Nesse cenário, evidencia-se que a falta de discussão é um catalisador da problemática. Sob essa ótica, Djamila Ribeiro, filósofa brasileira, afirma que é preciso tirar uma situação da invisibilidade para que soluções sejam promovidas. Dessa forma, há um emudecimento instaurado na questão da eficiência política antidrogas na sociedade, visto que pouco se fala nas mídias de massa sobre a ineficiência da política contra o uso e do tráfico de drogas, assim gerando a naturalização do consumo do tabaco na sociedade e ignorando as consequências do uso de substâncias causadas pelo seu consumo.

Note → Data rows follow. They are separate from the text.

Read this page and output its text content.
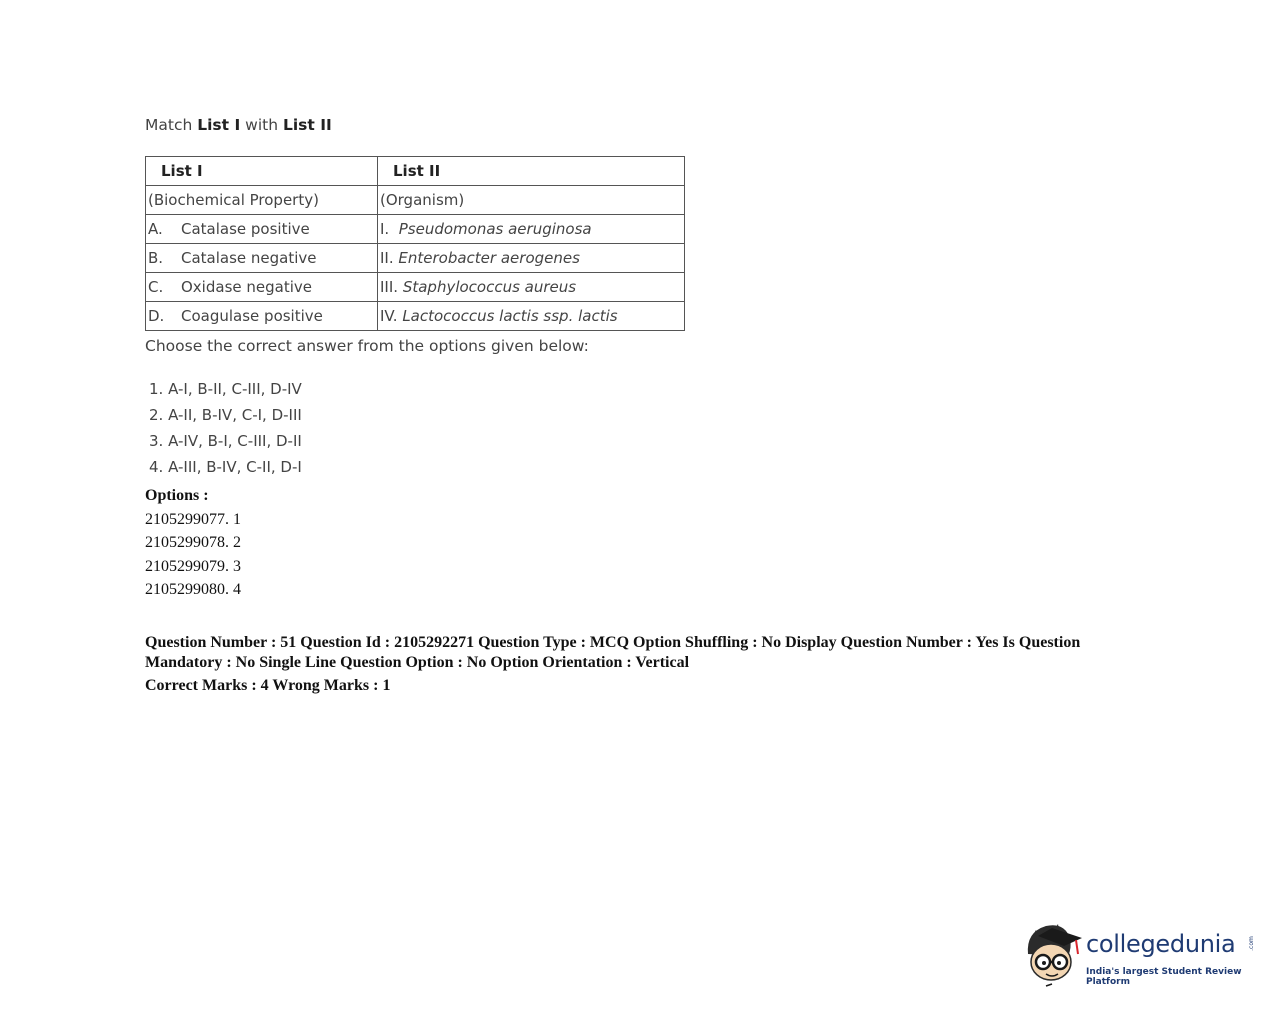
Match List I with List II
List I	List II
(Biochemical Property)	(Organism)
A. Catalase positive	I. Pseudomonas aeruginosa
B. Catalase negative	II. Enterobacter aerogenes
C. Oxidase negative	III. Staphylococcus aureus
D. Coagulase positive	IV. Lactococcus lactis ssp. lactis
Choose the correct answer from the options given below:
1. A-I, B-II, C-III, D-IV
2. A-II, B-IV, C-I, D-III
3. A-IV, B-I, C-III, D-II
4. A-III, B-IV, C-II, D-I
Options :
2105299077. 1
2105299078. 2
2105299079. 3
2105299080. 4
Question Number : 51 Question Id : 2105292271 Question Type : MCQ Option Shuffling : No Display Question Number : Yes Is Question Mandatory : No Single Line Question Option : No Option Orientation : Vertical
Correct Marks : 4 Wrong Marks : 1
collegedunia .com
India's largest Student Review Platform
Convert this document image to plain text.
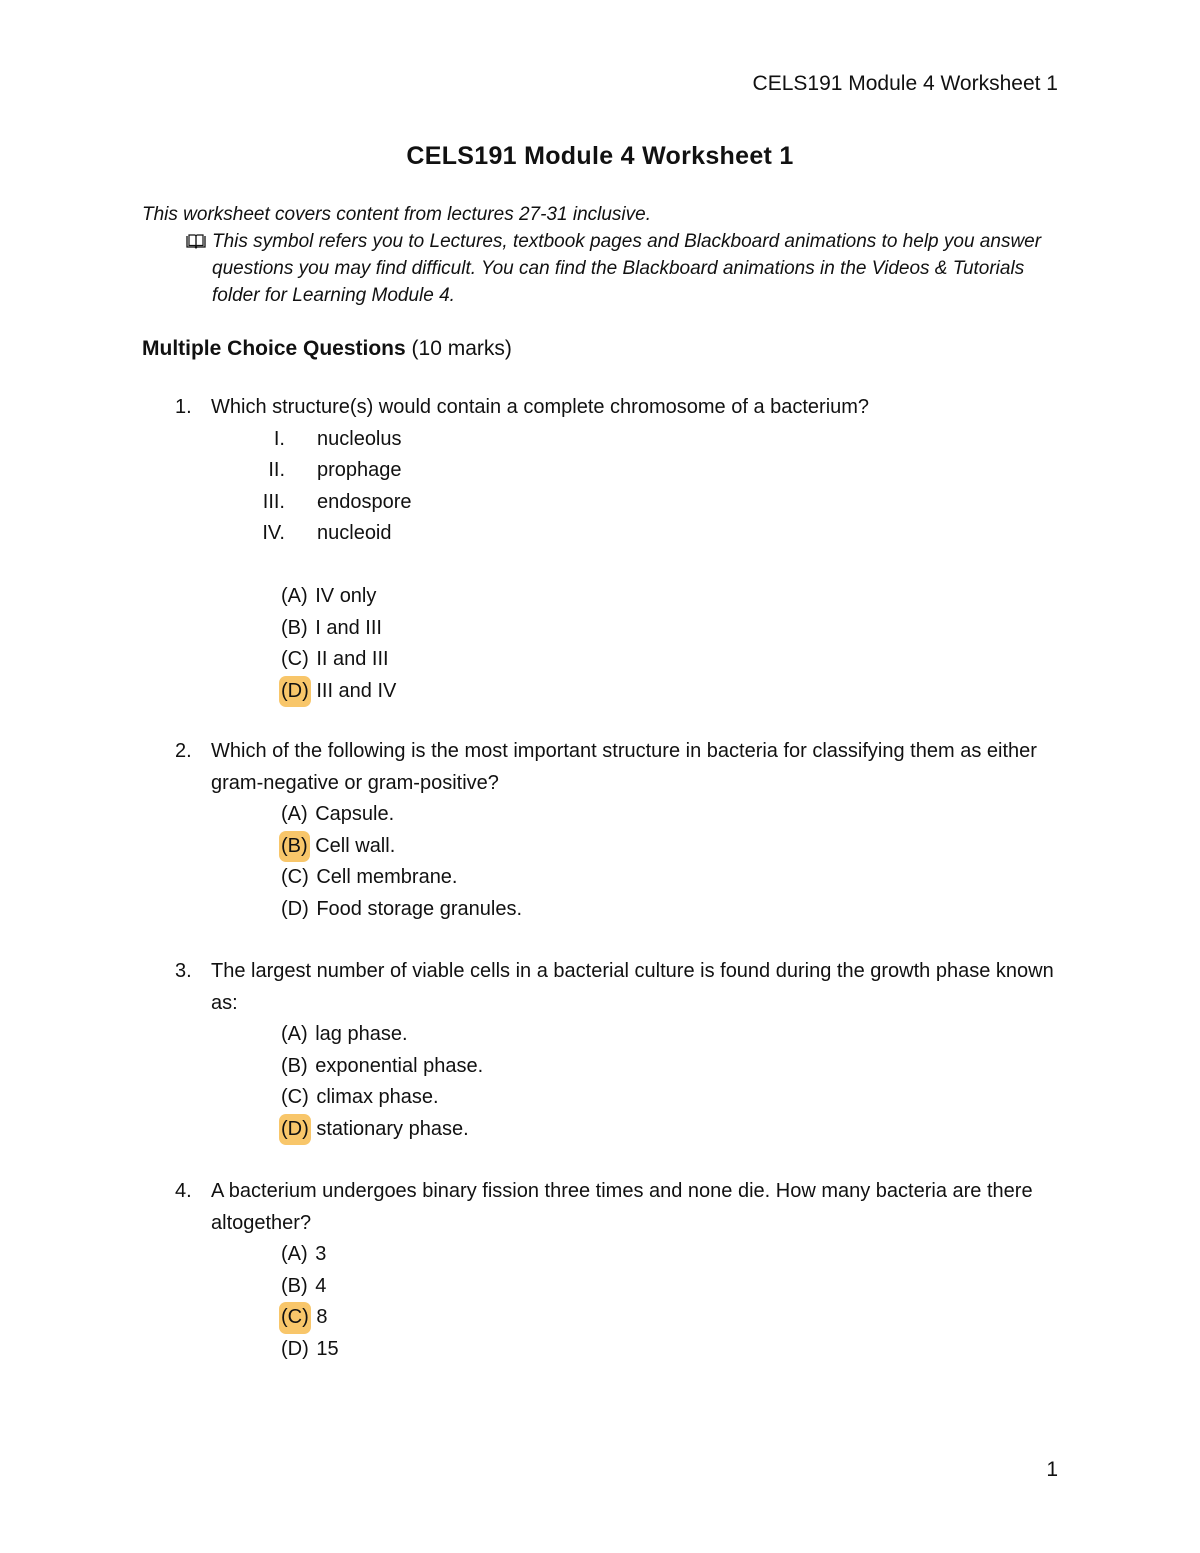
CELS191 Module 4 Worksheet 1
CELS191 Module 4 Worksheet 1
This worksheet covers content from lectures 27-31 inclusive.
This symbol refers you to Lectures, textbook pages and Blackboard animations to help you answer questions you may find difficult. You can find the Blackboard animations in the Videos & Tutorials folder for Learning Module 4.
Multiple Choice Questions (10 marks)
1. Which structure(s) would contain a complete chromosome of a bacterium?
I. nucleolus
II. prophage
III. endospore
IV. nucleoid
(A) IV only
(B) I and III
(C) II and III
(D) III and IV
2. Which of the following is the most important structure in bacteria for classifying them as either gram-negative or gram-positive?
(A) Capsule.
(B) Cell wall.
(C) Cell membrane.
(D) Food storage granules.
3. The largest number of viable cells in a bacterial culture is found during the growth phase known as:
(A) lag phase.
(B) exponential phase.
(C) climax phase.
(D) stationary phase.
4. A bacterium undergoes binary fission three times and none die. How many bacteria are there altogether?
(A) 3
(B) 4
(C) 8
(D) 15
1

Além disso, é relevante ressaltar a omissão governamental. Desse modo, Thomas Hobbes, filósofo contradualista, defende que o Estado é responsável pelo bem-estar dos cidadãos. Consoante a isso, tal responsabilidade não está sendo honrada quanto a política antidrogas se mostra insuficiente, uma vez que há a ausência de ação do poder público e insuficiência legislativa, sendo assim gerando a banalização na sociedade do consumo de tabagismo e tornando o indivíduo dependente desse malefício.
Portanto, é necessário a adoção de medidas que venham amenizar a eficiência da políticas antidrogas brasileira. Para isso, a mídia, responsável por informar a sociedade, precisa divulgar campanhas, por meio da televisão e redes sociais, a fim de conscientizar a população sobre as consequências de consumo do tabagismo. Ademais, o Governo necessita implementar leis que garante a proibição do uso de tabaco na população, com a finalidade de diminuir o consumo desse malefício, para que assim, consigam alcançar a sociedade perfeita definida por Thomas More.